Kadare’s most recent novel, “The Successor,” was first published in 2003; it was translated from Albanian to French by Tedi Papavrami, then from French to English by David Bellos. Its translation joins seven other titles now available in English from the same publisher. This time, actual political skulduggery in Albania provided an idea deserving literary exploration. Mehmet Shehu, the handpicked successor to the hated dictator Enver Hoxha, died suddenly in 1981; trouble is, no one ever figured out whether Shehu had committed suicide or been murdered.

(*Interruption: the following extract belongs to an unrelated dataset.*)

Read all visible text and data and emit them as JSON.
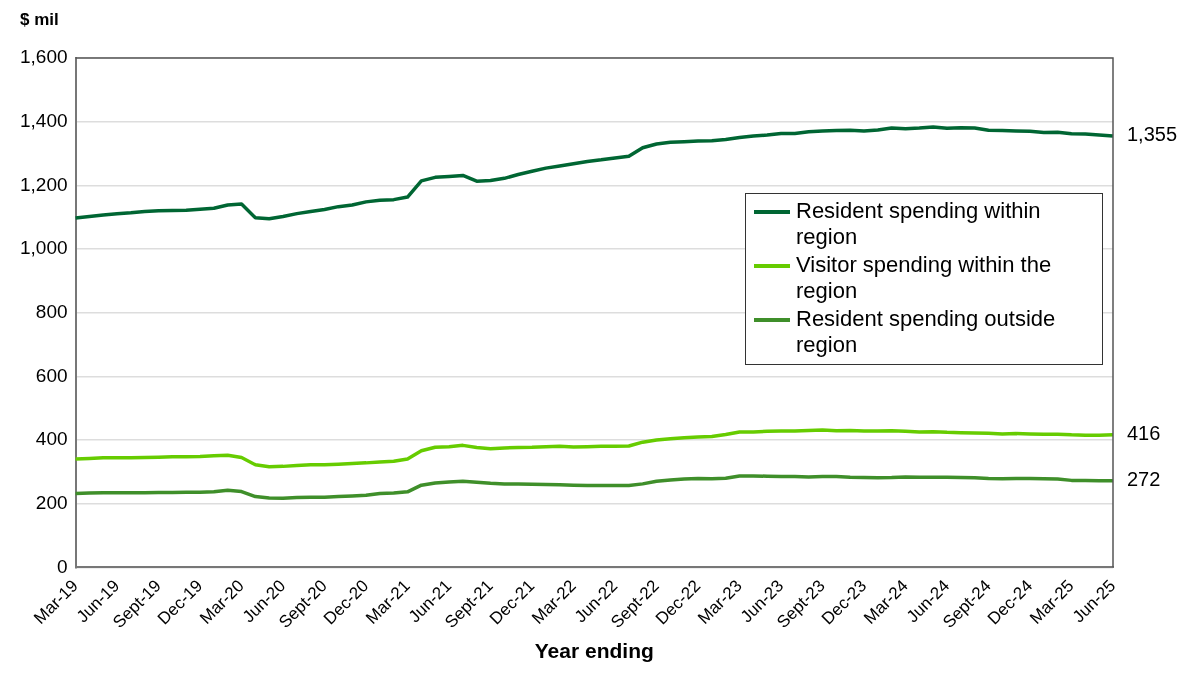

Kadare’s story opens at dawn on Dec. 14, when “the Successor’s” body is found dead of a gunshot wound. (The sparing use of names and preference for labels further depersonalizes the characters.) Murder seems unlikely because doors to his home were locked from the inside. But around midnight, a man was seen skulking by the residence. Or no, perhaps it was two men. Two men seemed to be carrying something. Or was the assassin a woman? Or two women? Rivals?

Suspect after suspect and motive after motive turn up, each as plausible as the others. In Kadare’s thriller, solving a mystery is entirely entangled with politics. Truth becomes irrelevant. The autopsy is forgotten, hastily done later, but results “could be interpreted and reinterpreted on a whim … ” Investigations are bungled and results changed as the dead Successor yoyos in and out of favor. Was he a traitor who deserved to die? Or a hero for some good cause, a worthy martyr?

Americans will find Kadare’s “contradictory and incoherent” government scary. Leaders weren’t elected there. Their first interest is self-interest and survival in a setting where assassination, coup or anti-party activities — fabricated or real — could change the political climate easily. Fiction, yes, but from a system Kadare knows firsthand and depicts with chilling authority.